Reinforcement learning can be applied to analysis in pharmacovigilance. There are several potential applications in this area:
- Signal Detection: Reinforcement learning algorithms can be trained to identify signals of adverse drug reactions (ADRs) from large and complex datasets, including electronic health records, drug databases, and patient registries. By iteratively adjusting their strategies based on feedback, these algorithms can become more effective in detecting rare or novel ADRs.
- Risk-Benefit Analysis: Algorithms can learn to balance the risks and benefits of drugs by analyzing outcomes from various patient demographics and conditions.
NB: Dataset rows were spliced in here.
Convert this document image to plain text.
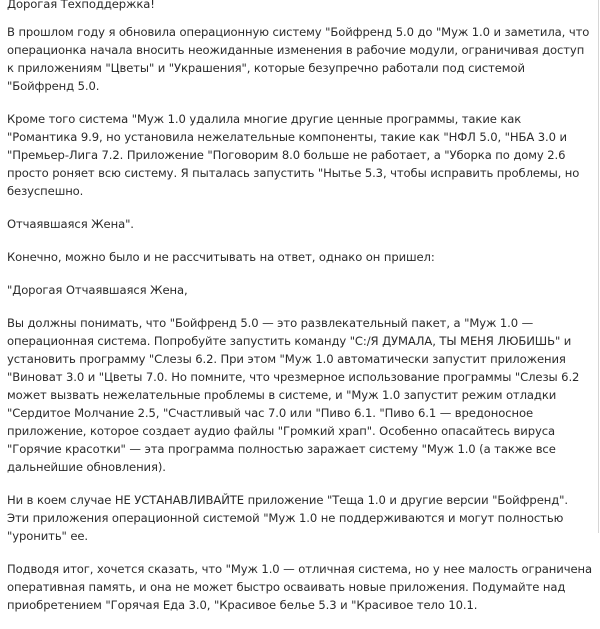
Дорогая Техподдержка!

В прошлом году я обновила операционную систему "Бойфренд 5.0 до "Муж 1.0 и заметила, что операционка начала вносить неожиданные изменения в рабочие модули, ограничивая доступ к приложениям "Цветы" и "Украшения", которые безупречно работали под системой "Бойфренд 5.0.

Кроме того система "Муж 1.0 удалила многие другие ценные программы, такие как "Романтика 9.9, но установила нежелательные компоненты, такие как "НФЛ 5.0, "НБА 3.0 и "Премьер-Лига 7.2. Приложение "Поговорим 8.0 больше не работает, а "Уборка по дому 2.6 просто роняет всю систему. Я пыталась запустить "Нытье 5.3, чтобы исправить проблемы, но безуспешно.

Отчаявшаяся Жена".

Конечно, можно было и не рассчитывать на ответ, однако он пришел:

"Дорогая Отчаявшаяся Жена,

Вы должны понимать, что "Бойфренд 5.0 — это развлекательный пакет, а "Муж 1.0 — операционная система. Попробуйте запустить команду "C:/Я ДУМАЛА, ТЫ МЕНЯ ЛЮБИШЬ" и установить программу "Слезы 6.2. При этом "Муж 1.0 автоматически запустит приложения "Виноват 3.0 и "Цветы 7.0. Но помните, что чрезмерное использование программы "Слезы 6.2 может вызвать нежелательные проблемы в системе, и "Муж 1.0 запустит режим отладки "Сердитое Молчание 2.5, "Счастливый час 7.0 или "Пиво 6.1. "Пиво 6.1 — вредоносное приложение, которое создает аудио файлы "Громкий храп". Особенно опасайтесь вируса "Горячие красотки" — эта программа полностью заражает систему "Муж 1.0 (а также все дальнейшие обновления).

Ни в коем случае НЕ УСТАНАВЛИВАЙТЕ приложение "Теща 1.0 и другие версии "Бойфренд". Эти приложения операционной системой "Муж 1.0 не поддерживаются и могут полностью "уронить" ее.

Подводя итог, хочется сказать, что "Муж 1.0 — отличная система, но у нее малость ограничена оперативная память, и она не может быстро осваивать новые приложения. Подумайте над приобретением "Горячая Еда 3.0, "Красивое белье 5.3 и "Красивое тело 10.1.
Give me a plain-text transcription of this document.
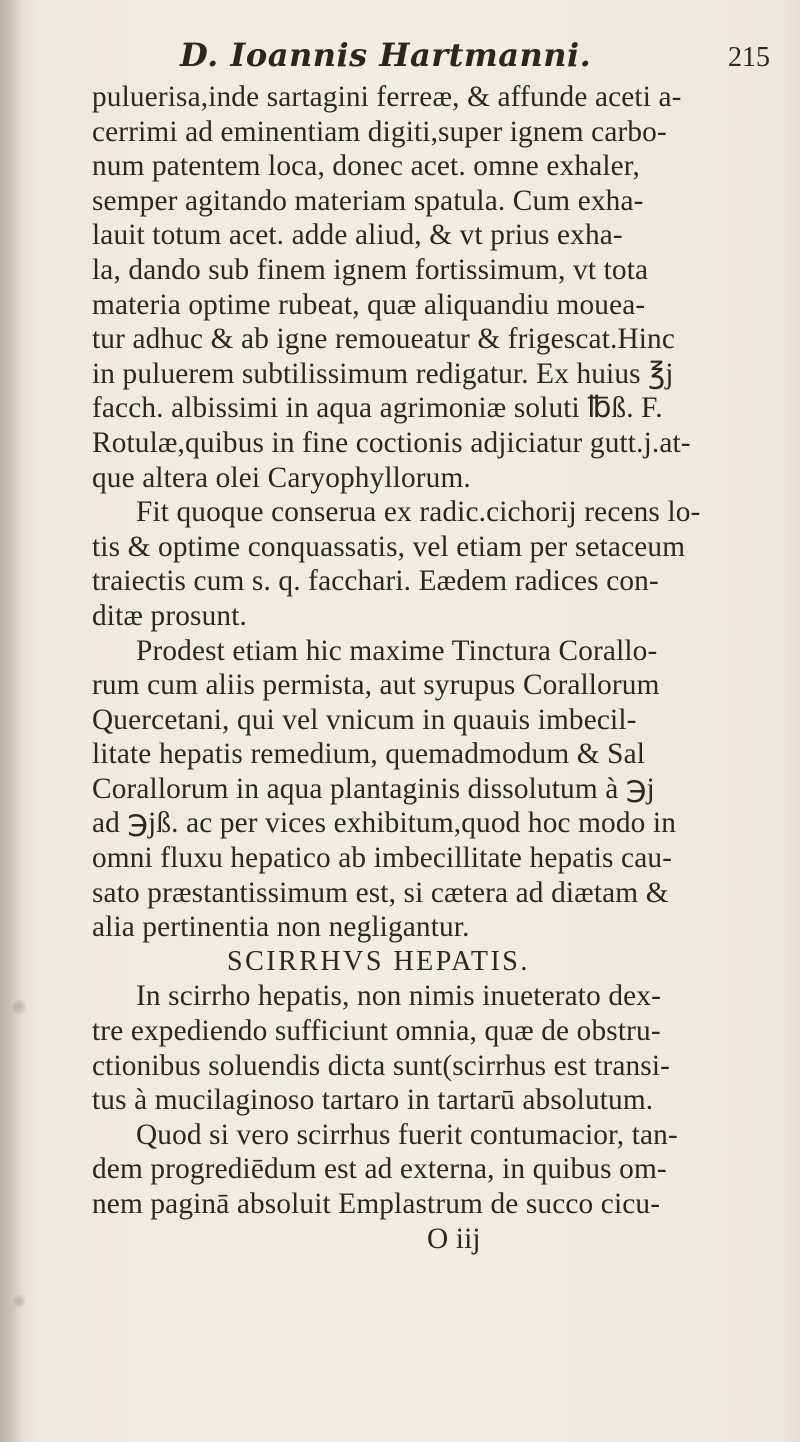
D. Ioannis Hartmanni.	215
puluerisa,inde sartagini ferreæ, & affunde aceti a-
cerrimi ad eminentiam digiti,super ignem carbo-
num patentem loca, donec acet. omne exhaler,
semper agitando materiam spatula. Cum exha-
lauit totum acet. adde aliud, & vt prius exha-
la, dando sub finem ignem fortissimum, vt tota
materia optime rubeat, quæ aliquandiu mouea-
tur adhuc & ab igne remoueatur & frigescat.Hinc
in puluerem subtilissimum redigatur. Ex huius ℥j
facch. albissimi in aqua agrimoniæ soluti ℔ß. F.
Rotulæ,quibus in fine coctionis adjiciatur gutt.j.at-
que altera olei Caryophyllorum.
Fit quoque conserua ex radic.cichorij recens lo-
tis & optime conquassatis, vel etiam per setaceum
traiectis cum s. q. facchari. Eædem radices con-
ditæ prosunt.
Prodest etiam hic maxime Tinctura Corallo-
rum cum aliis permista, aut syrupus Corallorum
Quercetani, qui vel vnicum in quauis imbecil-
litate hepatis remedium, quemadmodum & Sal
Corallorum in aqua plantaginis dissolutum à ℈j
ad ℈jß. ac per vices exhibitum,quod hoc modo in
omni fluxu hepatico ab imbecillitate hepatis cau-
sato præstantissimum est, si cætera ad diætam &
alia pertinentia non negligantur.
SCIRRHVS HEPATIS.
In scirrho hepatis, non nimis inueterato dex-
tre expediendo sufficiunt omnia, quæ de obstru-
ctionibus soluendis dicta sunt(scirrhus est transi-
tus à mucilaginoso tartaro in tartarū absolutum.
Quod si vero scirrhus fuerit contumacior, tan-
dem progrediēdum est ad externa, in quibus om-
nem paginā absoluit Emplastrum de succo cicu-
O iij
This approach can help in making more personalized recommendations regarding drug safety.
- Optimization of Drug Safety Monitoring: Reinforcement learning can be used to optimize the process of monitoring drug safety, such as determining which data sources to prioritize or how to allocate resources effectively for investigating potential drug safety issues.
- Predictive Modeling: Algorithms can predict potential adverse reactions before they are widely reported by analyzing patterns in data. This predictive capability can be vital in preventing widespread harm from newly released drugs.
- Automating Routine Tasks: Routine tasks in pharmacovigilance, like data entry and initial report triaging, can be automated using reinforcement learning, thereby freeing up human resources for more complex analysis.
- Adaptive Learning from New Data: As new data becomes available, reinforcement learning algorithms can adapt and improve their predictions and analyses, which is crucial in a field where new drugs and new information about existing drugs are constantly emerging.
- Patient-Specific Recommendations: These algorithms can help in tailoring drug safety monitoring and recommendations to individual patient profiles, considering factors like genetics, existing conditions, and concurrent medications.
However, the application of reinforcement learning in pharmacovigilance must be approached with caution. The algorithms require large amounts of high-quality data to learn effectively, and there are significant ethical considerations regarding patient privacy and data security. Additionally, the decisions made by these algorithms can have serious health implications, so rigorous testing and validation are essential before they are deployed in real-world settings.